Email Security Guidelines
As part of our ongoing efforts to ensure the security of our company’s information, we would like to share some key recommendations on how to protect yourself against common email threats. The security of our data depends greatly on the vigilance and good practices of everyone who uses our digital communication systems.
Common Email Threats
Phishing:
● Description: Phishing involves malicious attempts to obtain sensitive information (such as passwords or bank details) by pretending to be a trusted entity.
● How to detect it: Be cautious of emails containing suspicious links, requests for sensitive information, or those coming from unusual email addresses. Always verify the sender and check the domain (e.g., @pharmamt.co
instead of @pharmamt.com
).
Domain Spoofing:
● Description: Domain spoofing occurs when an attacker forges the sender’s email address to make it appear as if it comes from a trusted domain, such as ours. This can trick recipients into believing the email is legitimate.
● How to detect it: Pay close attention to the full email address, especially the domain. Attackers may use similar-looking domains to confuse, such as @pharma-mt.com
instead of @pharmamt.com
. Be aware of small variations in domain names or characters that look similar, like using an “l” instead of an “i.” or “-“.
Malware:
● Description: Malware is malicious software that may be attached to emails, designed to damage or gain access to computer systems.
● How to detect it: Avoid opening email attachments from unsolicited emails or unknown senders. Check the file type of attachments; for instance, files with extensions like .exe
, .zip
, or even .docm
(documents with enabled macros) are particularly suspicious.
Spam:
● Description: Spam refers to unsolicited emails that, while often harmless, can clutter our inboxes and, in some cases, contain malicious links.

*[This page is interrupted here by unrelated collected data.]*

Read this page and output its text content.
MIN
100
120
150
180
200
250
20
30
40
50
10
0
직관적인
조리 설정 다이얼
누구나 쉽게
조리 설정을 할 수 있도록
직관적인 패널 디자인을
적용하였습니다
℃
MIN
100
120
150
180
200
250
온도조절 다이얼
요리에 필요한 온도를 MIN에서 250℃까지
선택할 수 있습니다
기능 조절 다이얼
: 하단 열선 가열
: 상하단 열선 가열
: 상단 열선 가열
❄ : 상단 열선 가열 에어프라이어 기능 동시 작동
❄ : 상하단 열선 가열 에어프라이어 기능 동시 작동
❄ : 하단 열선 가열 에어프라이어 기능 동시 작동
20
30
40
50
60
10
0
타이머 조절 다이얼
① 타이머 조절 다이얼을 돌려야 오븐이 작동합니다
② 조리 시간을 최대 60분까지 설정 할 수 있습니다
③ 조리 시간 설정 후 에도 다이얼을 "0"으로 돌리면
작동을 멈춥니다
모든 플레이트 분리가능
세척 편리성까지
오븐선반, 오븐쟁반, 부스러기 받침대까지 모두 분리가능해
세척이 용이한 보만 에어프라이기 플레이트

● How to detect it: Generic emails offering products, services, or promotions. Use Microsoft platform tools to report these emails as spam.

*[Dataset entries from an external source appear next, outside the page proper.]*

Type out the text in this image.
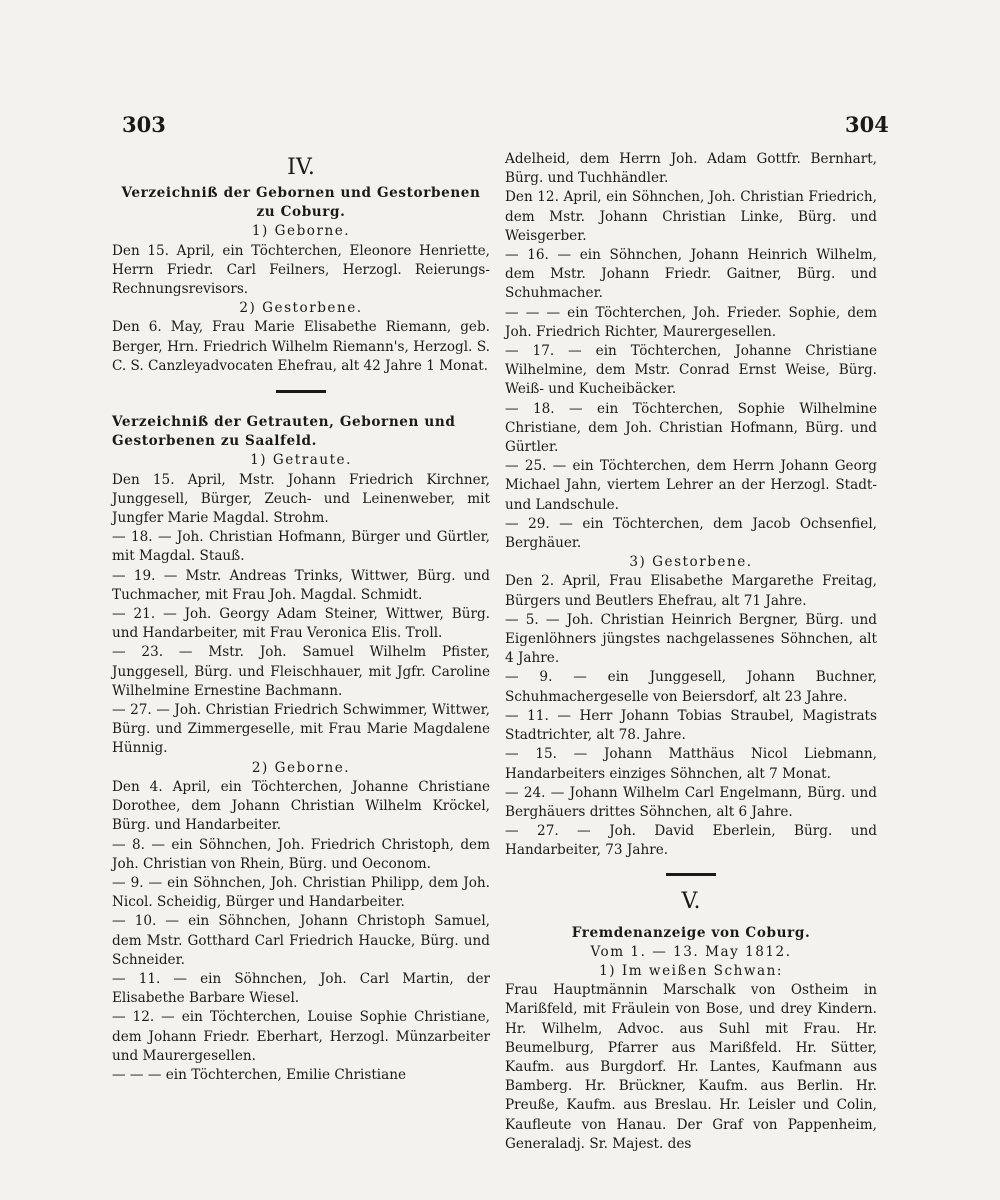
303	304
IV.
Verzeichniß der Gebornen und Gestorbenen zu Coburg.
1) Geborne.
Den 15. April, ein Töchterchen, Eleonore Henriette, Herrn Friedr. Carl Feilners, Herzogl. Reierungs-Rechnungsrevisors.
2) Gestorbene.
Den 6. May, Frau Marie Elisabethe Riemann, geb. Berger, Hrn. Friedrich Wilhelm Riemann's, Herzogl. S. C. S. Canzleyadvocaten Ehefrau, alt 42 Jahre 1 Monat.
Verzeichniß der Getrauten, Gebornen und Gestorbenen zu Saalfeld.
1) Getraute.
Den 15. April, Mstr. Johann Friedrich Kirchner, Junggesell, Bürger, Zeuch- und Leinenweber, mit Jungfer Marie Magdal. Strohm.
— 18. — Joh. Christian Hofmann, Bürger und Gürtler, mit Magdal. Stauß.
— 19. — Mstr. Andreas Trinks, Wittwer, Bürg. und Tuchmacher, mit Frau Joh. Magdal. Schmidt.
— 21. — Joh. Georgy Adam Steiner, Wittwer, Bürg. und Handarbeiter, mit Frau Veronica Elis. Troll.
— 23. — Mstr. Joh. Samuel Wilhelm Pfister, Junggesell, Bürg. und Fleischhauer, mit Jgfr. Caroline Wilhelmine Ernestine Bachmann.
— 27. — Joh. Christian Friedrich Schwimmer, Wittwer, Bürg. und Zimmergeselle, mit Frau Marie Magdalene Hünnig.
2) Geborne.
Den 4. April, ein Töchterchen, Johanne Christiane Dorothee, dem Johann Christian Wilhelm Kröckel, Bürg. und Handarbeiter.
— 8. — ein Söhnchen, Joh. Friedrich Christoph, dem Joh. Christian von Rhein, Bürg. und Oeconom.
— 9. — ein Söhnchen, Joh. Christian Philipp, dem Joh. Nicol. Scheidig, Bürger und Handarbeiter.
— 10. — ein Söhnchen, Johann Christoph Samuel, dem Mstr. Gotthard Carl Friedrich Haucke, Bürg. und Schneider.
— 11. — ein Söhnchen, Joh. Carl Martin, der Elisabethe Barbare Wiesel.
— 12. — ein Töchterchen, Louise Sophie Christiane, dem Johann Friedr. Eberhart, Herzogl. Münzarbeiter und Maurergesellen.
— — — ein Töchterchen, Emilie Christiane
Adelheid, dem Herrn Joh. Adam Gottfr. Bernhart, Bürg. und Tuchhändler.
Den 12. April, ein Söhnchen, Joh. Christian Friedrich, dem Mstr. Johann Christian Linke, Bürg. und Weisgerber.
— 16. — ein Söhnchen, Johann Heinrich Wilhelm, dem Mstr. Johann Friedr. Gaitner, Bürg. und Schuhmacher.
— — — ein Töchterchen, Joh. Frieder. Sophie, dem Joh. Friedrich Richter, Maurergesellen.
— 17. — ein Töchterchen, Johanne Christiane Wilhelmine, dem Mstr. Conrad Ernst Weise, Bürg. Weiß- und Kucheibäcker.
— 18. — ein Töchterchen, Sophie Wilhelmine Christiane, dem Joh. Christian Hofmann, Bürg. und Gürtler.
— 25. — ein Töchterchen, dem Herrn Johann Georg Michael Jahn, viertem Lehrer an der Herzogl. Stadt- und Landschule.
— 29. — ein Töchterchen, dem Jacob Ochsenfiel, Berghäuer.
3) Gestorbene.
Den 2. April, Frau Elisabethe Margarethe Freitag, Bürgers und Beutlers Ehefrau, alt 71 Jahre.
— 5. — Joh. Christian Heinrich Bergner, Bürg. und Eigenlöhners jüngstes nachgelassenes Söhnchen, alt 4 Jahre.
— 9. — ein Junggesell, Johann Buchner, Schuhmachergeselle von Beiersdorf, alt 23 Jahre.
— 11. — Herr Johann Tobias Straubel, Magistrats Stadtrichter, alt 78. Jahre.
— 15. — Johann Matthäus Nicol Liebmann, Handarbeiters einziges Söhnchen, alt 7 Monat.
— 24. — Johann Wilhelm Carl Engelmann, Bürg. und Berghäuers drittes Söhnchen, alt 6 Jahre.
— 27. — Joh. David Eberlein, Bürg. und Handarbeiter, 73 Jahre.
V.
Fremdenanzeige von Coburg.
Vom 1. — 13. May 1812.
1) Im weißen Schwan:
Frau Hauptmännin Marschalk von Ostheim in Marißfeld, mit Fräulein von Bose, und drey Kindern. Hr. Wilhelm, Advoc. aus Suhl mit Frau. Hr. Beumelburg, Pfarrer aus Marißfeld. Hr. Sütter, Kaufm. aus Burgdorf. Hr. Lantes, Kaufmann aus Bamberg. Hr. Brückner, Kaufm. aus Berlin. Hr. Preuße, Kaufm. aus Breslau. Hr. Leisler und Colin, Kaufleute von Hanau. Der Graf von Pappenheim, Generaladj. Sr. Majest. des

Best Practices for Email Security
1. Verify Links:
Before clicking on a link in an email, hover over the link (without clicking) to see the full URL. If the address doesn’t match what you expect or seems suspicious, do not click.
3. Use Strong Passwords and 2FA:
Ensure you use strong, unique passwords for your corporate email accounts and enable two-factor authentication (2FA) on your Microsoft accounts for added security.
2. Confirm the Sender:
Even if the email appears legitimate, if it asks for sensitive information, contact the sender by another means (such as a phone call) to confirm they actually sent the email.

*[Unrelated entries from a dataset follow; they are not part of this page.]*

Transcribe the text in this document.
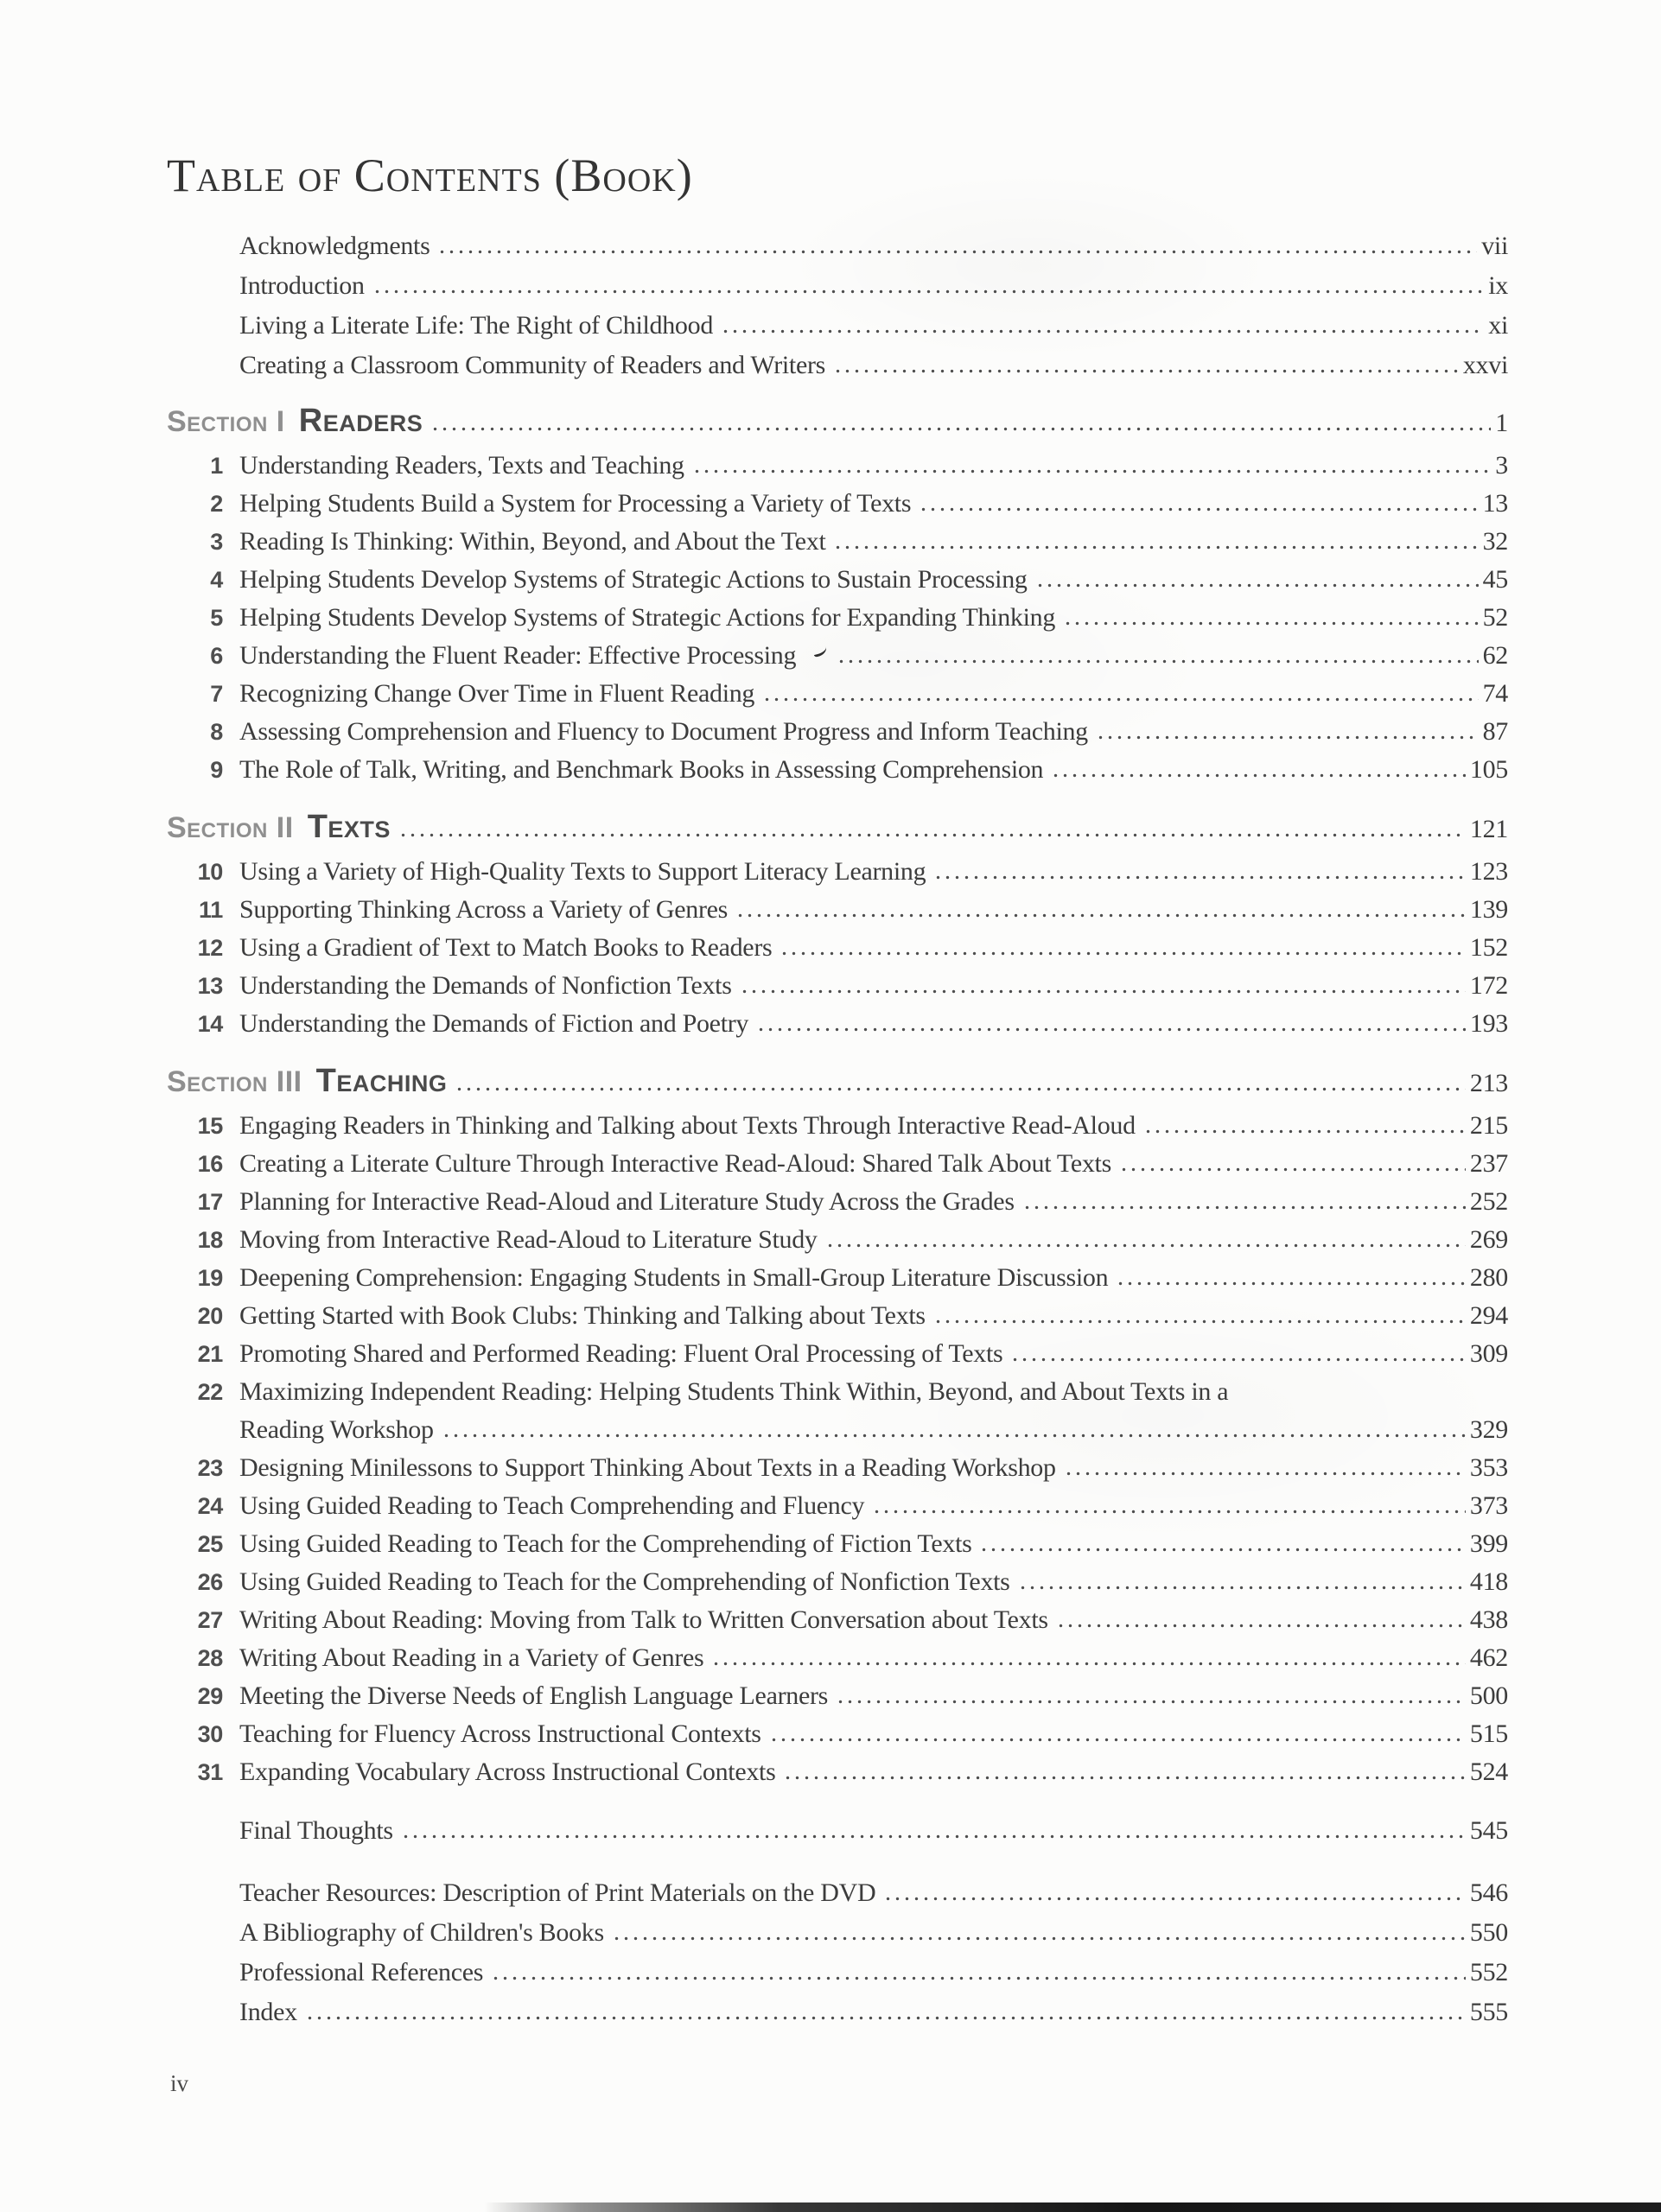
Table of Contents (Book)
Acknowledgments	vii
Introduction	ix
Living a Literate Life: The Right of Childhood	xi
Creating a Classroom Community of Readers and Writers	xxvi
Section I Readers	1
1 Understanding Readers, Texts and Teaching	3
2 Helping Students Build a System for Processing a Variety of Texts	13
3 Reading Is Thinking: Within, Beyond, and About the Text	32
4 Helping Students Develop Systems of Strategic Actions to Sustain Processing	45
5 Helping Students Develop Systems of Strategic Actions for Expanding Thinking	52
6 Understanding the Fluent Reader: Effective Processing	62
7 Recognizing Change Over Time in Fluent Reading	74
8 Assessing Comprehension and Fluency to Document Progress and Inform Teaching	87
9 The Role of Talk, Writing, and Benchmark Books in Assessing Comprehension	105
Section II Texts	121
10 Using a Variety of High-Quality Texts to Support Literacy Learning	123
11 Supporting Thinking Across a Variety of Genres	139
12 Using a Gradient of Text to Match Books to Readers	152
13 Understanding the Demands of Nonfiction Texts	172
14 Understanding the Demands of Fiction and Poetry	193
Section III Teaching	213
15 Engaging Readers in Thinking and Talking about Texts Through Interactive Read-Aloud	215
16 Creating a Literate Culture Through Interactive Read-Aloud: Shared Talk About Texts	237
17 Planning for Interactive Read-Aloud and Literature Study Across the Grades	252
18 Moving from Interactive Read-Aloud to Literature Study	269
19 Deepening Comprehension: Engaging Students in Small-Group Literature Discussion	280
20 Getting Started with Book Clubs: Thinking and Talking about Texts	294
21 Promoting Shared and Performed Reading: Fluent Oral Processing of Texts	309
22 Maximizing Independent Reading: Helping Students Think Within, Beyond, and About Texts in a
Reading Workshop	329
23 Designing Minilessons to Support Thinking About Texts in a Reading Workshop	353
24 Using Guided Reading to Teach Comprehending and Fluency	373
25 Using Guided Reading to Teach for the Comprehending of Fiction Texts	399
26 Using Guided Reading to Teach for the Comprehending of Nonfiction Texts	418
27 Writing About Reading: Moving from Talk to Written Conversation about Texts	438
28 Writing About Reading in a Variety of Genres	462
29 Meeting the Diverse Needs of English Language Learners	500
30 Teaching for Fluency Across Instructional Contexts	515
31 Expanding Vocabulary Across Instructional Contexts	524
Final Thoughts	545
Teacher Resources: Description of Print Materials on the DVD	546
A Bibliography of Children's Books	550
Professional References	552
Index	555
iv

4. Do Not Share Confidential Information:
Never share passwords, personal information, or confidential data via email, especially in response to unsolicited emails.
How to Act on a Possible Threat
If you receive an email that you believe could be malicious:
● Do not reply to the email.
● Do not click on any links or download any attachments.
● Report the email using the tools available in Microsoft Outlook to flag suspicious emails.
● Immediately notify the IT team of the incident so we can take appropriate action.
Resources and Assistance
For more details on identifying and handling security threats, you can contact the IT team jmolina@pharmamt.com directly.
Security is everyone’s responsibility, and with your cooperation, we can better protect our information and maintain the integrity of our systems.